Below are the excerpts from the "Turkey 2009 Progress Report"

PAGE 20
The Court of Cassation ruled against the closure of the lesbian, gay, bisexual, transgender and transvestite (LGBTT) Lambda Istanbul Solidarity Association in April.

However, the court’s ruling made the legality of the association conditional on not "encouraging lesbian, gay, bisexual, transvestite and transsexual behaviour with the aim of spreading such sexual orientations"; this is not compatible with the EU's rejection of homophobia and its anti-discrimination standards.

PAGE 26
The principle of anti-discrimination is enshrined in the Constitution and upheld in several laws. The Government raised public awareness on anti-discrimination and decided that the first lecture of the school year should be this issue.

However, the legal framework is not adequately aligned with the EU acquis (see chapter 19- Social policy and employment). There have been several cases of discrimination at the workplace, where LGBT employees have been fired because of their sexual orientation.

Provisions of the Turkish Criminal Code on ‘public exhibitionism’ and ‘offences against public morality’ are sometimes used to discriminate against LGBT people.
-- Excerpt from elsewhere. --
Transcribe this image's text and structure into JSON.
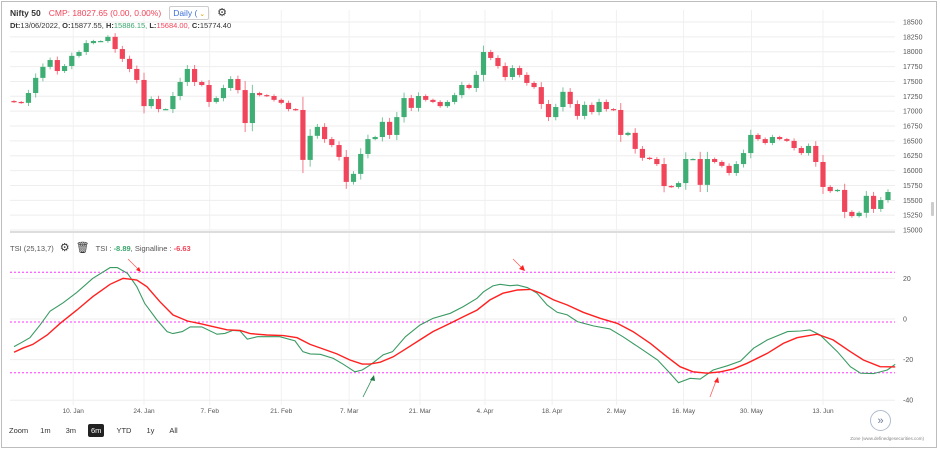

The Law on Misdemeanours is often used to impose fines against transgender persons.

PAGE 27
The Turkish armed forces have a health regulation which defines homosexuality as a “psychosexual” illness and identifies homosexuals as unfit for military service. Conscripts who declare their homosexuality have to provide photographic proof. A small number have had to undergo humiliating medical examinations.

PAGE 72
Anti-discrimination is enshrined in the Constitution and upheld in several laws. However the legal framework is not adequately aligned with the EU acquis (see chapter 19 – Social policy and employment).
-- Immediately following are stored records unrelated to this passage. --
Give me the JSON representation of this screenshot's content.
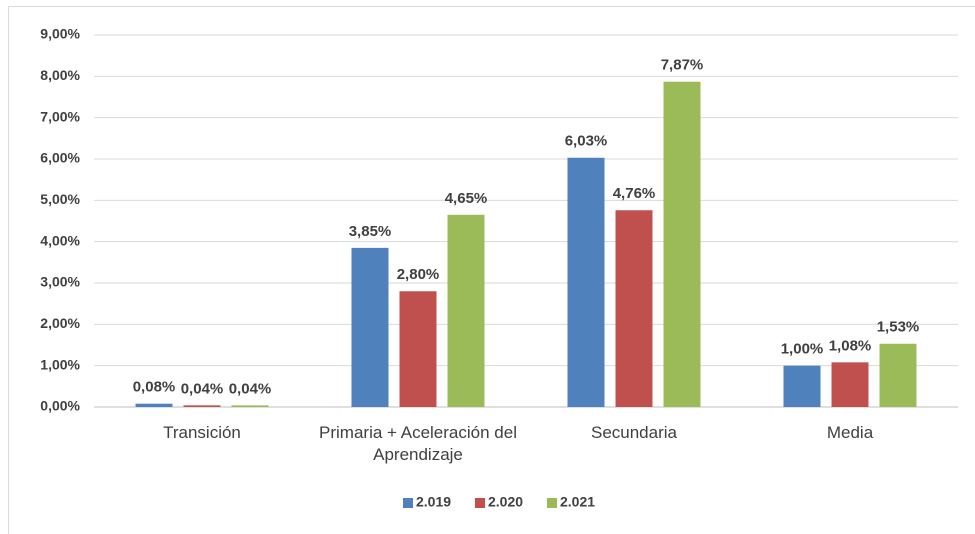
{
  "chart_data": {
    "type": "bar",
    "categories": [
      "Transición",
      "Primaria + Aceleración del Aprendizaje",
      "Secundaria",
      "Media"
    ],
    "series": [
      {
        "name": "2.019",
        "color": "#4f81bd",
        "values": [
          0.08,
          3.85,
          6.03,
          1.0
        ],
        "value_labels": [
          "0,08%",
          "3,85%",
          "6,03%",
          "1,00%"
        ]
      },
      {
        "name": "2.020",
        "color": "#c0504d",
        "values": [
          0.04,
          2.8,
          4.76,
          1.08
        ],
        "value_labels": [
          "0,04%",
          "2,80%",
          "4,76%",
          "1,08%"
        ]
      },
      {
        "name": "2.021",
        "color": "#9bbb59",
        "values": [
          0.04,
          4.65,
          7.87,
          1.53
        ],
        "value_labels": [
          "0,04%",
          "4,65%",
          "7,87%",
          "1,53%"
        ]
      }
    ],
    "ylim": [
      0,
      9
    ],
    "yticks": [
      {
        "value": 0,
        "label": "0,00%"
      },
      {
        "value": 1,
        "label": "1,00%"
      },
      {
        "value": 2,
        "label": "2,00%"
      },
      {
        "value": 3,
        "label": "3,00%"
      },
      {
        "value": 4,
        "label": "4,00%"
      },
      {
        "value": 5,
        "label": "5,00%"
      },
      {
        "value": 6,
        "label": "6,00%"
      },
      {
        "value": 7,
        "label": "7,00%"
      },
      {
        "value": 8,
        "label": "8,00%"
      },
      {
        "value": 9,
        "label": "9,00%"
      }
    ],
    "grid": true,
    "legend": "bottom"
  }
}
Provisions of the Turkish Criminal Code on "public exhibitionism" and "offence against public morality" are sometimes used to discriminate against the lesbian, gay, bi-sexual, transvestite and transgender (LGBTT) community. Homophobia has resulted in cases of physical and sexual violence while courts have on occasions applied the principle of "unjust provocation" in favour of perpetrators of crimes against transsexuals and transvestites.